2010-08-04 13:13:11.103: [   CRSPE][35] Server [] has changed state from [Invalid/unitialized] to [VISIBLE]

2010-08-04 13:13:11.103: [  CRSOCR][31] Multi Write Batch processing…

2010-08-04 13:13:11.103: [ default][35] Dump State Starting …

..

2010-08-04 13:13:11.112: [   CRSPE][35] SERVERS:

:VISIBLE:address{{Absolute|Node:0|Process:-1|Type:1}}; recovered state:VISIBLE. Assigned to no pool

————- SERVER POOLS:

Free [min:0][max:-1][importance:0] NO SERVERS ASSIGNED

2010-08-04 13:13:11.113: [   CRSPE][35] Dumping ICE contents…:ICE operation count: 0

2010-08-04 13:13:11.113: [ default][35] Dump State Done.

The solution is to restore a good backup of OLR with “ocrconfig -local -restore ”. By default, OLR will be backed up to $GRID_HOME/cdata/$HOST/backup_$TIME_STAMP.olr once installation is complete.

7. ohasd.bin is able to access network socket files:

2010-06-29 10:31:01.570: [ COMMCRS][1206901056]clsclisten: Permission denied for (ADDRESS=(PROTOCOL=ipc)(KEY=procr_local_conn_0_PROL))

2010-06-29 10:31:01.571: [  OCRSRV][1217390912]th_listen: CLSCLISTEN failed clsc_ret= 3, addr= [(ADDRESS=(PROTOCOL=ipc)(KEY=procr_local_conn_0_PROL))]

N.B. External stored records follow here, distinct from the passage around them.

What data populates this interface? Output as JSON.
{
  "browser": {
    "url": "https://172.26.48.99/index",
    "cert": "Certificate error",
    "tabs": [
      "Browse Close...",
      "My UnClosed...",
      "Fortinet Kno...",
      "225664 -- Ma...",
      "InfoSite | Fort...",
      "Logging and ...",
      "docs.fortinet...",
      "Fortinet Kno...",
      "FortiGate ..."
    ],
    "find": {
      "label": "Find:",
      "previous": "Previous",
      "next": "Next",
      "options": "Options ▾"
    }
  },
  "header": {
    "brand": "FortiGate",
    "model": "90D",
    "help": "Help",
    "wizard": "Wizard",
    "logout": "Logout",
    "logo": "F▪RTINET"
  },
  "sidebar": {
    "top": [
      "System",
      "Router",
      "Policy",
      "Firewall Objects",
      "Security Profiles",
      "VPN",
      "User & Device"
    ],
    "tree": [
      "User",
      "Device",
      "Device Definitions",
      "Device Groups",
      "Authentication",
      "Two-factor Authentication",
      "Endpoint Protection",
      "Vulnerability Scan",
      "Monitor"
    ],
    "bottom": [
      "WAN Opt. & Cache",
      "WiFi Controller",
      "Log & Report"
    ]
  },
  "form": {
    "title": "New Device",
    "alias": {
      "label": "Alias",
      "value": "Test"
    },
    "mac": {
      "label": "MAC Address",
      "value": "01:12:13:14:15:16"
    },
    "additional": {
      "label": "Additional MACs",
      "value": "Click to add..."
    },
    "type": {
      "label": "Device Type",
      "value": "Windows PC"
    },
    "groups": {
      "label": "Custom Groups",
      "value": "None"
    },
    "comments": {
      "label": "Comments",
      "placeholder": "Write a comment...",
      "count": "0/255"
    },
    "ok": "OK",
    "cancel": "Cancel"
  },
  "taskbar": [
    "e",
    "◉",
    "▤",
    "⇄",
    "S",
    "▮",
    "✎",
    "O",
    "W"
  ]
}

2010-06-29 10:31:01.571: [  OCRSRV][3267002960]th_init: Local listener did not reach valid state

In Grid Infrastructure cluster environment, ohasd related socket files should be owned by root, but in Oracle Restart environment, they should be owned by grid user, refer to “Network Socket File Location, Ownership and Permission” section for example output.

8. ohasd.bin is able to access log file location:

CRS-4124: Oracle High Availability Services startup failed.

CRS-4000: Command Start failed, or completed with errors.

OS messages/syslog shows:

Feb 20 10:47:08 racnode1 OHASD[9566]: OHASD exiting; Directory /ocw/grid/log/racnode1/ohasd not found.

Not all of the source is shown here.